LMdist for Dimensionality Reduction
Here we give a brief introduction to Local Manifold Distance (LMdist), an algorithm for adjusting pairwise distances in dimensionality reduction in order to remove the “arch effect.”
The problem: Arch/Horseshoe Effect
Let’s start with the problem: what is the arch/horseshoe effect?
When conducting dimensionality reduction on big, multivariate datasets, it is common to see the data points form an arch-like formation. It was debated where this was coming from, but most researchers tended to ignore the effect as some “anomaly.”
I found that the arch and horseshoe appear when a gradient is being sampled. So, if the data points are collected along some gradient like temperature, age, pH, or even time. If the ends of the scale are very different from one another, then the arch would appear.
Consider for example this soil dataset, where each dot represents a soil sample taken at a different pH level. The arch is clearly evident, making samples at the ends of the pH gradient appear too close together in the plot. Not representative of the more linear relationship we expect!

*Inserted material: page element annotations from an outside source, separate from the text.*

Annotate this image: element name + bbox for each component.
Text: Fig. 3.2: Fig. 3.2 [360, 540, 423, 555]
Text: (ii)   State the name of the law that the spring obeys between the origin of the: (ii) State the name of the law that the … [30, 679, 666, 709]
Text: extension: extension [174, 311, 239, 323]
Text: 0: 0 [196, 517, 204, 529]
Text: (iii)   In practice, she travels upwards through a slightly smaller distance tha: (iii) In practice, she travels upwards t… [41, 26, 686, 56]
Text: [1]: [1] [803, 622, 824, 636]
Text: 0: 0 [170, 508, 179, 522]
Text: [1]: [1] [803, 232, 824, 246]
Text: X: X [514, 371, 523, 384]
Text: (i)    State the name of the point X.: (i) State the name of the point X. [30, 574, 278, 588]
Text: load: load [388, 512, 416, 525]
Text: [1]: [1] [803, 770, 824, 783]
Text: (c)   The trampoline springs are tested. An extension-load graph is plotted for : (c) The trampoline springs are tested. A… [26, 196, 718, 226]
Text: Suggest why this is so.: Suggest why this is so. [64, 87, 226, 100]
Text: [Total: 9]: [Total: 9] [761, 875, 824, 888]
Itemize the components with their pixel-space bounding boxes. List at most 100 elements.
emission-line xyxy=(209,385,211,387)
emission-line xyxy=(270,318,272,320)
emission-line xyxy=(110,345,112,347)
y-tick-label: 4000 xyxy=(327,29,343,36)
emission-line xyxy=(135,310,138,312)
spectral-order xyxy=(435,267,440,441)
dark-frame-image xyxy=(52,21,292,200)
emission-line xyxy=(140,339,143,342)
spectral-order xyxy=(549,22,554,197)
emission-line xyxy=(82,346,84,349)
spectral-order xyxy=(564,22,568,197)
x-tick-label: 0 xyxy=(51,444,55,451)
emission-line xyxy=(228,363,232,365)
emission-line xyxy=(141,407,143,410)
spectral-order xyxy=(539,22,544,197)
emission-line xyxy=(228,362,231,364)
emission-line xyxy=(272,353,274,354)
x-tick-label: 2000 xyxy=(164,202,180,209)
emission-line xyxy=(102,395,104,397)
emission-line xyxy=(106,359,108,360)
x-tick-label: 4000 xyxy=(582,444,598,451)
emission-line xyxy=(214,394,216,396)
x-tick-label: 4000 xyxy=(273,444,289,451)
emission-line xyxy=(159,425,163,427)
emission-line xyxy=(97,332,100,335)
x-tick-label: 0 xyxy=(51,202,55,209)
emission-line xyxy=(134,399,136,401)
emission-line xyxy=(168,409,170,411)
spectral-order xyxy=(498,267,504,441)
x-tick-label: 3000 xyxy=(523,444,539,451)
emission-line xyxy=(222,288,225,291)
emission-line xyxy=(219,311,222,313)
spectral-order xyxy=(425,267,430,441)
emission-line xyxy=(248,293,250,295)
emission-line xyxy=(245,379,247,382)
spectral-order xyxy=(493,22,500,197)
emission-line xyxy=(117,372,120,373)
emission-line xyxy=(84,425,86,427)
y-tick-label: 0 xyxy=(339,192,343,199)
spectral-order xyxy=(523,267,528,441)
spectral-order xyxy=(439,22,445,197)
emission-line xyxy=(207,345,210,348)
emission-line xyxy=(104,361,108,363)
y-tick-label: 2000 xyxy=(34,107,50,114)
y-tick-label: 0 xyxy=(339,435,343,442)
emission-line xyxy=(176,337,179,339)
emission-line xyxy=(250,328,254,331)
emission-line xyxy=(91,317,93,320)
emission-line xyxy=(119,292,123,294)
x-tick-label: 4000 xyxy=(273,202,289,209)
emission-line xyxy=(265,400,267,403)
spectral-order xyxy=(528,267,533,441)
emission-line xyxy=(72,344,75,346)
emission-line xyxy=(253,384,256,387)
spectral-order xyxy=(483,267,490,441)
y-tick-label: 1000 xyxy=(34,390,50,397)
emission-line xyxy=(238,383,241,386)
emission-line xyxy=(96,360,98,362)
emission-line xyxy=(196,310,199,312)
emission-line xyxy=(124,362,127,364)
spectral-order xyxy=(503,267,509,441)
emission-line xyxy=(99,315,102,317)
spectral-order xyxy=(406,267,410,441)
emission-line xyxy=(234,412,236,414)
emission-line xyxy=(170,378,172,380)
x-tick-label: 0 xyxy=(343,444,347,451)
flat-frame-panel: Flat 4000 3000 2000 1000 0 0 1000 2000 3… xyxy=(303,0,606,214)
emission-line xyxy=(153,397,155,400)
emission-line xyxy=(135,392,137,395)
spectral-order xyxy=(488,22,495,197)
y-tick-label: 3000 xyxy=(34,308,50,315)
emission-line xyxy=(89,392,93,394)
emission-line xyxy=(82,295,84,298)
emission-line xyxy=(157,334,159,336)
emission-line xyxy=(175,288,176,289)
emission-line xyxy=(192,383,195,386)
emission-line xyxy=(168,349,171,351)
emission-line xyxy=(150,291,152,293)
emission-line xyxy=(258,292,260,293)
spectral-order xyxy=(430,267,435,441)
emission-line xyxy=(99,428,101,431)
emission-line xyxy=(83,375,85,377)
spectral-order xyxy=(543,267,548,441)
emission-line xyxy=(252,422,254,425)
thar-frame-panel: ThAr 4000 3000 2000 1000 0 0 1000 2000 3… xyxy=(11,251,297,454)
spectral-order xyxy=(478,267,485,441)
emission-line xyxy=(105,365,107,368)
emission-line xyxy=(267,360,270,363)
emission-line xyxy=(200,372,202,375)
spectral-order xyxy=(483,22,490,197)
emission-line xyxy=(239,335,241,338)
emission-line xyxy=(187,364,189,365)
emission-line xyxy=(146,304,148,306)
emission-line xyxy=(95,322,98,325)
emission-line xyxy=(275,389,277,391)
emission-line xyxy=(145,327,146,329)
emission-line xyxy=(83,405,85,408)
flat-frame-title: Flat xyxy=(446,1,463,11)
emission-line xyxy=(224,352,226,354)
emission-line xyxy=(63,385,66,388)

The hypothesis/algorithm: Need adjusted distances
This got me thinking - what if the reason the arch appears with gradients is because the ends of the gradient don’t have much in common? This would affect the pairwise distance measures we use underlying the visualization.
We can use graph theory and machine learning to adjust distances according to local relationships. This will keep short distances the same while making longer distances more accurate for samples at opposite ends of the gradient.

The solution: LMdist recovers gradients
Through verification with a series of simulated datasets, LMdist-adjusted distances more accuarately represent real distances, removing the bounded effect of typical dimensionality reduction approaches.
Applying the LMdist algorithm, we can resolve the pH gradient along the x-axis. This is exciting on its own, but we also find that other variation between the soil samples is now shown in the y-axis direction - meaning we have enabled the discovery of new findings!


APA citation: Hoops, Susan L., & Knights, Dan (2023). LMdist: Local Manifold distance accurately measures beta diversity in ecological gradients. Bioinformatics, 39(12), btad727.